Nuril was acquitted by the local district court, but prosecutors appealed to Indonesia's Supreme Court. Last month, the court imposed a six-month sentence and a 500 million rupiah fine. Chief judge Sri Murwahyuni said the court had found her convincingly guilty of the criminal act of distributing, transmitting or allowing access to electronic information that had immoral content.
The end of Haji Muslim's career as a school principal and the shame Nuril had caused him and his family were aggravating factors, the judge said.
Amnesty International's Indonesia executive director Usman Hamid has said this was another example of how the ITE law is being used to repress people, and was a travesty of justice.
Time for an Indonesian #MeToo
Tunggal Pawestri, a women's rights activist and movie producer, says there is little incentive for women in Indonesia to come forward and share their stories.
"There is no adequate law to protect them, they will be blamed for it instead of protected and supported," she says.
"The #MeToo movement, it's not that it doesn't exist in Indonesia, but yes, it's not as big as in other countries. The culture in Indonesia, victim blaming, it's happening in every level of the community. Baiq Nuril's case is a good example. Our laws failed to protect her."
At a rally in Jakarta over a week ago attended by about 2000 people, Pawestri helped lead protests arguing for stronger laws to eradicate sexual violence.
Rieke Diah Pitaloka, a member of Indonesia's parliament, supports the push for a new law. She has followed Nuril's case closely and believes she is not guilty.

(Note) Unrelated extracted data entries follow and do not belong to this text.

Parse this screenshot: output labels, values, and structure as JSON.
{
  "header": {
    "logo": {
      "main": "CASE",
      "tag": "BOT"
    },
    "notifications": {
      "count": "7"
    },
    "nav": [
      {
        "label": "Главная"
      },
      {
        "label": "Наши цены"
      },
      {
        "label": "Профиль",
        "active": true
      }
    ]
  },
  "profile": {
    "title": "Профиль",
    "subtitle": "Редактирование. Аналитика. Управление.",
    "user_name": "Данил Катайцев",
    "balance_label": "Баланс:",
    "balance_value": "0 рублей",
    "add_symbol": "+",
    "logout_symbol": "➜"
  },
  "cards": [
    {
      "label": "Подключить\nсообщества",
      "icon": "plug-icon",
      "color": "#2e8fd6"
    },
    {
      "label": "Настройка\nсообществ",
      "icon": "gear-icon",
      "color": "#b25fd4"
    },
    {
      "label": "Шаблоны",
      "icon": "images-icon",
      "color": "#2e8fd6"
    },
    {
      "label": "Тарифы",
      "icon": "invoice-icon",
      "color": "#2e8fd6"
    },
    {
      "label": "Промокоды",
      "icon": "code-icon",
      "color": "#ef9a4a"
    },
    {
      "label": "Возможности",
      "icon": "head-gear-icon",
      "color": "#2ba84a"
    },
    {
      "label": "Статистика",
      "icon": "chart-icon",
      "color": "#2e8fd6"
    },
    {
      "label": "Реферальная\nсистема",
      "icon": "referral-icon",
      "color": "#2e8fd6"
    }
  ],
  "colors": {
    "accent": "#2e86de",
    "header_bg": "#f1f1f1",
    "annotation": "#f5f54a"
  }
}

Nuril's last chance in court is a case review being prepared by her legal team. Yan Mangandar Putra, a member of Nuril's legal team from Mataram University, says the Supreme Court made errors in its ruling.

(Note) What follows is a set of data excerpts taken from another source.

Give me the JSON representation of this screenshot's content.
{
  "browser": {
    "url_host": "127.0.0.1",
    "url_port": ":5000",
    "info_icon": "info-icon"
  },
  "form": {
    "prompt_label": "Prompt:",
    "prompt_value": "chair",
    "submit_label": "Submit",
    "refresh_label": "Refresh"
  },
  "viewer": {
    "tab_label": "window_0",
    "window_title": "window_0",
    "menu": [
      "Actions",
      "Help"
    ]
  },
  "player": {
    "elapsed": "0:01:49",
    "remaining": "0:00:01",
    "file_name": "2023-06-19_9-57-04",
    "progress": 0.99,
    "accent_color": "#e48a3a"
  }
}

Her legal team has also filed a police report against Haji Muslim. But the Indonesian wheels of justice tend to turn slowly. Komang Suartana, a spokesman for the local West Nusa Tenggara police, says their investigation is still at a preliminary stage.

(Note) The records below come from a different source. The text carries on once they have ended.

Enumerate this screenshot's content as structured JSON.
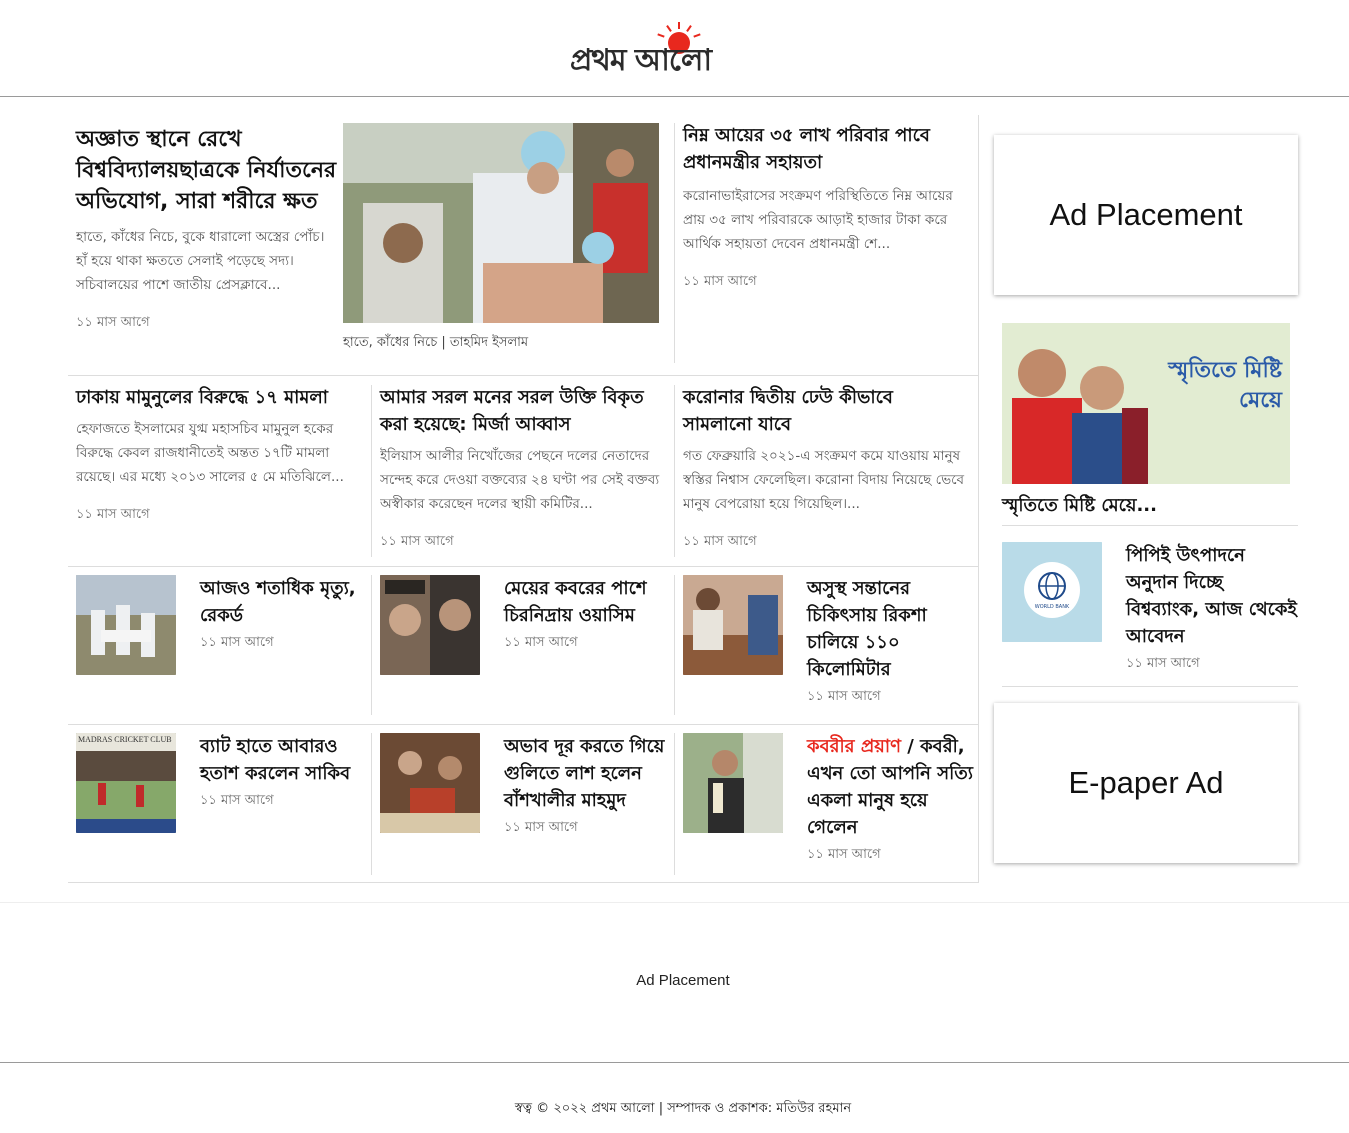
{
  "brand": {
    "name": "প্রথম আলো",
    "sun_color": "#e8281e"
  },
  "lead": {
    "title": "অজ্ঞাত স্থানে রেখে বিশ্ববিদ্যালয়ছাত্রকে নির্যাতনের অভিযোগ, সারা শরীরে ক্ষত",
    "summary": "হাতে, কাঁধের নিচে, বুকে ধারালো অস্ত্রের পোঁচ। হাঁ হয়ে থাকা ক্ষততে সেলাই পড়েছে সদ্য। সচিবালয়ের পাশে জাতীয় প্রেসক্লাবে...",
    "time": "১১ মাস আগে",
    "caption": "হাতে, কাঁধের নিচে | তাহমিদ ইসলাম"
  },
  "top_right": {
    "title": "নিম্ন আয়ের ৩৫ লাখ পরিবার পাবে প্রধানমন্ত্রীর সহায়তা",
    "summary": "করোনাভাইরাসের সংক্রমণ পরিস্থিতিতে নিম্ন আয়ের প্রায় ৩৫ লাখ পরিবারকে আড়াই হাজার টাকা করে আর্থিক সহায়তা দেবেন প্রধানমন্ত্রী শে...",
    "time": "১১ মাস আগে"
  },
  "row2": [
    {
      "title": "ঢাকায় মামুনুলের বিরুদ্ধে ১৭ মামলা",
      "summary": "হেফাজতে ইসলামের যুগ্ম মহাসচিব মামুনুল হকের বিরুদ্ধে কেবল রাজধানীতেই অন্তত ১৭টি মামলা রয়েছে। এর মধ্যে ২০১৩ সালের ৫ মে মতিঝিলে...",
      "time": "১১ মাস আগে"
    },
    {
      "title": "আমার সরল মনের সরল উক্তি বিকৃত করা হয়েছে: মির্জা আব্বাস",
      "summary": "ইলিয়াস আলীর নিখোঁজের পেছনে দলের নেতাদের সন্দেহ করে দেওয়া বক্তব্যের ২৪ ঘণ্টা পর সেই বক্তব্য অস্বীকার করেছেন দলের স্থায়ী কমিটির...",
      "time": "১১ মাস আগে"
    },
    {
      "title": "করোনার দ্বিতীয় ঢেউ কীভাবে সামলানো যাবে",
      "summary": "গত ফেব্রুয়ারি ২০২১-এ সংক্রমণ কমে যাওয়ায় মানুষ স্বস্তির নিশ্বাস ফেলেছিল। করোনা বিদায় নিয়েছে ভেবে মানুষ বেপরোয়া হয়ে গিয়েছিল।...",
      "time": "১১ মাস আগে"
    }
  ],
  "row3": [
    {
      "title": "আজও শতাধিক মৃত্যু, রেকর্ড",
      "time": "১১ মাস আগে"
    },
    {
      "title": "মেয়ের কবরের পাশে চিরনিদ্রায় ওয়াসিম",
      "time": "১১ মাস আগে"
    },
    {
      "title": "অসুস্থ সন্তানের চিকিৎসায় রিকশা চালিয়ে ১১০ কিলোমিটার",
      "time": "১১ মাস আগে"
    }
  ],
  "row4": [
    {
      "title": "ব্যাট হাতে আবারও হতাশ করলেন সাকিব",
      "time": "১১ মাস আগে",
      "thumb_text": "MADRAS CRICKET CLUB"
    },
    {
      "title": "অভাব দূর করতে গিয়ে গুলিতে লাশ হলেন বাঁশখালীর মাহমুদ",
      "time": "১১ মাস আগে"
    },
    {
      "kicker": "কবরীর প্রয়াণ",
      "separator": " / ",
      "title": "কবরী, এখন তো আপনি সত্যি একলা মানুষ হয়ে গেলেন",
      "time": "১১ মাস আগে",
      "kicker_color": "#e8281e"
    }
  ],
  "sidebar": {
    "ad1": "Ad Placement",
    "feature": {
      "title": "স্মৃতিতে মিষ্টি মেয়ে...",
      "image_text": "স্মৃতিতে মিষ্টি মেয়ে"
    },
    "story": {
      "title": "পিপিই উৎপাদনে অনুদান দিচ্ছে বিশ্বব্যাংক, আজ থেকেই আবেদন",
      "time": "১১ মাস আগে",
      "logo_text": "WORLD BANK"
    },
    "ad2": "E-paper Ad"
  },
  "bottom_ad": "Ad Placement",
  "footer": {
    "text": "স্বত্ব © ২০২২ প্রথম আলো | সম্পাদক ও প্রকাশক: মতিউর রহমান"
  }
}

Dr Asmuni, a lawyer acting for Haji Muslim, says his client does not wish to speak to the media nor argue the case in public, but insists his client had told police "the total opposite" of Nuril's account.
In the meantime, the Indonesian Attorney-General's office has said they will not execute the Supreme Court's judgement, keeping Nuril out of jail until her case review is completed.
The president intervenes
The case has become so high profile in Indonesia that even President Joko "Jokowi" Widodo has weighed in. "If after the judicial review she doesn't get justice, she can apply for a presidential pardon," Jokowi said last month. "When it's at the pardon stage, I'll take over."
Asked what advice she would give her daughters now, Nuril initially says that she has told them "to dress properly, to stay away from improper situations. Be modest, to not dress [in a way] that reveals their bodies."
When it is pointed out that Nuril herself dresses modestly, she grows defiant.
"I will tell them not to take it, not to allow something like this to happen to them. To fight, don't just stay quiet.
"I will continue to fight, I will continue the case against [Haji] Muslim. I regret staying silent. I regret not doing anything then... I never wanted any of this. But I will fight."